Das Lieferantenmanagement im Griff zu haben, war in der Vergangenheit einer der Eckpfeiler des strategischen Einkaufs. Die Entwicklungen der vergangenen Jahre, hervorgerufen durch die Corona-Pandemie und die Auswirkungen des Ukraine-Kriegs, haben das Thema jedoch noch mehr in den Fokus gerückt.
Innerhalb kurzer Zeit waren funktionierende Lieferketten unterbrochen und der Ruf nach zusätzlichen Lieferanten wurde lauter. „War die Ausrichtung in der Vergangenheit von Lieferantenreduktion und Single Sourcing geprägt, sind viele Unternehmen durch die aktuellen Geschehnisse wieder dazu übergegangen, sich breiter aufzustellen und neue Lieferanten einzubeziehen“, erklärt der Wiener Unternehmensberater Alexander Petko gegenüber Verkehr.
Spreu vom Weizen trennen
Wichtig ist laut seinen Erfahrungen, die er in mehr als 30 Jahren in diversen Funktionen im Einkauf gesammelt hat, dass man einen guten Mittelweg findet. „Nicht zu viele Zulieferer im Portfolio haben, aber auch nicht in Abhängigkeiten geraten und alternative Lieferanten an der Hand haben, deren Qualität und Service bereits durch regelmäßige Lieferungen unter Beweis gestellt wurden“, rät Petko.

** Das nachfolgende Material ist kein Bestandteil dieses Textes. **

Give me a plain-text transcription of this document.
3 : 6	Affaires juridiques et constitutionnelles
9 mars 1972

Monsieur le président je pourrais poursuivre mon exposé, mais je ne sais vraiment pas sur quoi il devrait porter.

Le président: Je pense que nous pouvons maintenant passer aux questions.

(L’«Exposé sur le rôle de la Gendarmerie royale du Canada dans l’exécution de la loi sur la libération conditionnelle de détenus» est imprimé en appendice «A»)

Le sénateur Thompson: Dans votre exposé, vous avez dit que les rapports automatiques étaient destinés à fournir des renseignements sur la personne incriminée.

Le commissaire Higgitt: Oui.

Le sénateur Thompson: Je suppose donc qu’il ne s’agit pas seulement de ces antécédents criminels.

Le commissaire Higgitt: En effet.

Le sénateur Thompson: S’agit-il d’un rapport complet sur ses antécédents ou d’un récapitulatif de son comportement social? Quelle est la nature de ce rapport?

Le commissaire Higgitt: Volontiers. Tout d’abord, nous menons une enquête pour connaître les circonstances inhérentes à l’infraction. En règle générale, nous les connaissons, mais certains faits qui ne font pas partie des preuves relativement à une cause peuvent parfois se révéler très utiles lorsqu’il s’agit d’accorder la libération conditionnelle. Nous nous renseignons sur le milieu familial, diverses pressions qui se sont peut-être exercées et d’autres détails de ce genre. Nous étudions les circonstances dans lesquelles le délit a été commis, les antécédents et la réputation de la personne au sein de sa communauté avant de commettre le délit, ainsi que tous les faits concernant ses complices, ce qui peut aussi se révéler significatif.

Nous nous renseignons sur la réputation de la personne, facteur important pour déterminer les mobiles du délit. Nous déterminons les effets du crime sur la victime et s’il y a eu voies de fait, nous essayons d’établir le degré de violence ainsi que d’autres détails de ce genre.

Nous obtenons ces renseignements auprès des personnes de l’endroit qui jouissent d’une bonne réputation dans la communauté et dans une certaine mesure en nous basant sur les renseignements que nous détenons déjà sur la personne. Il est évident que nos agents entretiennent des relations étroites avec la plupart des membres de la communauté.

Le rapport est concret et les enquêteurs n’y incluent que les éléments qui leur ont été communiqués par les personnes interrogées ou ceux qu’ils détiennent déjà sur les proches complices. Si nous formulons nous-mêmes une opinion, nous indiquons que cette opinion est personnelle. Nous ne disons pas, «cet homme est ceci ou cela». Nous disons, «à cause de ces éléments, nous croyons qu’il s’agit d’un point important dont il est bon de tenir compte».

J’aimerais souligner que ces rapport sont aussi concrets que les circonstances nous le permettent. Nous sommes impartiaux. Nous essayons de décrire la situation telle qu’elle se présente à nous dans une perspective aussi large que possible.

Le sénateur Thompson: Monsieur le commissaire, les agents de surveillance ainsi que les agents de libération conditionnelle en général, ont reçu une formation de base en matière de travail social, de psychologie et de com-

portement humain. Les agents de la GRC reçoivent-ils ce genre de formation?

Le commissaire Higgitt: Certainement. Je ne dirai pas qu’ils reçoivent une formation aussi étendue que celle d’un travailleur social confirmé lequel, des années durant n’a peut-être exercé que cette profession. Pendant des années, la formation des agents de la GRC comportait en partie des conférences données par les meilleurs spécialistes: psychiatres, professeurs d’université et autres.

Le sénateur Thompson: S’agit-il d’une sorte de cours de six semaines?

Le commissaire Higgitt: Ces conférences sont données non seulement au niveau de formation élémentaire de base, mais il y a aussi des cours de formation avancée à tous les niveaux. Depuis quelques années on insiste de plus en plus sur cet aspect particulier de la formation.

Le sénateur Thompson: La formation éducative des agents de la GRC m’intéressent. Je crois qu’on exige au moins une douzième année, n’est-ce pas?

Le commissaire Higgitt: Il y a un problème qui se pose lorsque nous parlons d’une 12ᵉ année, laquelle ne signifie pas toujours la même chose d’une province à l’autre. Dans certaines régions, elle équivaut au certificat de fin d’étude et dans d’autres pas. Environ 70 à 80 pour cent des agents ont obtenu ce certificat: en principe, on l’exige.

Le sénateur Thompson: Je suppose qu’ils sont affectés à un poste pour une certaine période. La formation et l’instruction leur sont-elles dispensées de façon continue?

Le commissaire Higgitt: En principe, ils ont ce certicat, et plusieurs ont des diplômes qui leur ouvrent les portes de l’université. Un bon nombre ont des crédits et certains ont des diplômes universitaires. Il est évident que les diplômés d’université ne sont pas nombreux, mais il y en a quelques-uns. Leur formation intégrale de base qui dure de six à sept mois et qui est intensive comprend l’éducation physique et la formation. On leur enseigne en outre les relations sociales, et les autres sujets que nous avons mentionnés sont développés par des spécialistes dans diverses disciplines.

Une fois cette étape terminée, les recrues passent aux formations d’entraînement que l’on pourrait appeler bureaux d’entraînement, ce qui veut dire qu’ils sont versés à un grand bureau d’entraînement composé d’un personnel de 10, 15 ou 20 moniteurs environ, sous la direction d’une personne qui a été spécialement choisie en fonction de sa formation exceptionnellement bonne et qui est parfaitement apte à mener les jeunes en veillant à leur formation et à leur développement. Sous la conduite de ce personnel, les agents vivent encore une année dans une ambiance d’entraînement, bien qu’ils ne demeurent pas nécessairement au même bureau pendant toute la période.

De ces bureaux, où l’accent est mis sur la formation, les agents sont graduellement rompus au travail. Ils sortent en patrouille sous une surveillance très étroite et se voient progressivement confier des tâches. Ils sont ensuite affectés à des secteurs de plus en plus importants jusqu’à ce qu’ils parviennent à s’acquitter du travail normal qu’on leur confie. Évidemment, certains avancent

Waren es in der Vergangenheit die strategisch wichtigen Zukaufteile und Rohstoffe, sind nun auch die banalen Standardteile von Lieferschwierigkeiten betroffen. Somit ist die Anzahl der Lieferanten, die als strategisch wichtig zu bezeichnen sind und dadurch genauer beleuchtet werden müssen, wesentlich mehr geworden. Lieferanten über den gesamten Lebenszyklus zu monitoren, auf aktuelle Veränderungen zeitnah zu reagieren und den Plan B in der Schublade zu haben, ist heutzutage essenziell. Petko: „Idealerweise wird das sogenannte Lifecycle Management durch ein effizientes Software-Tool unterstützt.“ So findet die Qualifizierung eines neuen Lieferanten, das sogenannte Onboarding, idealerweise so statt, dass der Lieferant vor der ersten Verhandlung bereits alle relevanten Daten, Information und sämtliche Zertifikate, die von ihm benötigt werden, digital übermittelt und sich so der Spreu vom Weizen trennt, bevor Zeit für Gespräche investiert wird.
Besser einschätzen
Ein weiteres wichtiges Instrument ist die Lieferantenqualifizierung, die im Zuge des Onboarding passiert und in regelmäßigen Abständen wiederholt werden muss. Gemeinsam mit der Lieferantenbewertung zeigen die beiden Instrumente ein gutes Bild des Lieferanten. Insbesondere in Zeiten von Lieferkettengesetzen und Environmental Social Governance besteht ohnehin eine gewisse Verpflichtung dazu.
Man sollte jedoch den Aufwand nicht als Bürokratie empfinden, sondern die Vorteile darin sehen, seine Lieferanten genauer kennenzulernen. Petko: „Dadurch ergibt sich eine ganzheitliche Betrachtung der Lieferanten und man kann besser einschätzen, mit wem man sich an einen Tisch setzt, bevor man in Gespräche und Verhandlungen geht.“
Der Mix machts
Ein weiterer Aspekt in der Lieferantenauswahl ist die Regionalität. Längere Transportwege wirken sich negativ auf die CO2-Bilanz aus und können leichter zu Lieferverzögerungen führen. Auch in diesem Bereich sollte auf einen guten Mix zwischen regionalen und weiter entfernten Produzenten geachtet werden. Positiv nimmt Petko in vielen Unternehmen wahr, dass man sich dort bewusst wurde, dass Lieferanten wichtige Partner in der Wertschöpfungskette sind und als solche behandelt werden sollten. Letztlich stärkt dies auch den Stellenwert des Einkaufs im Unternehmen.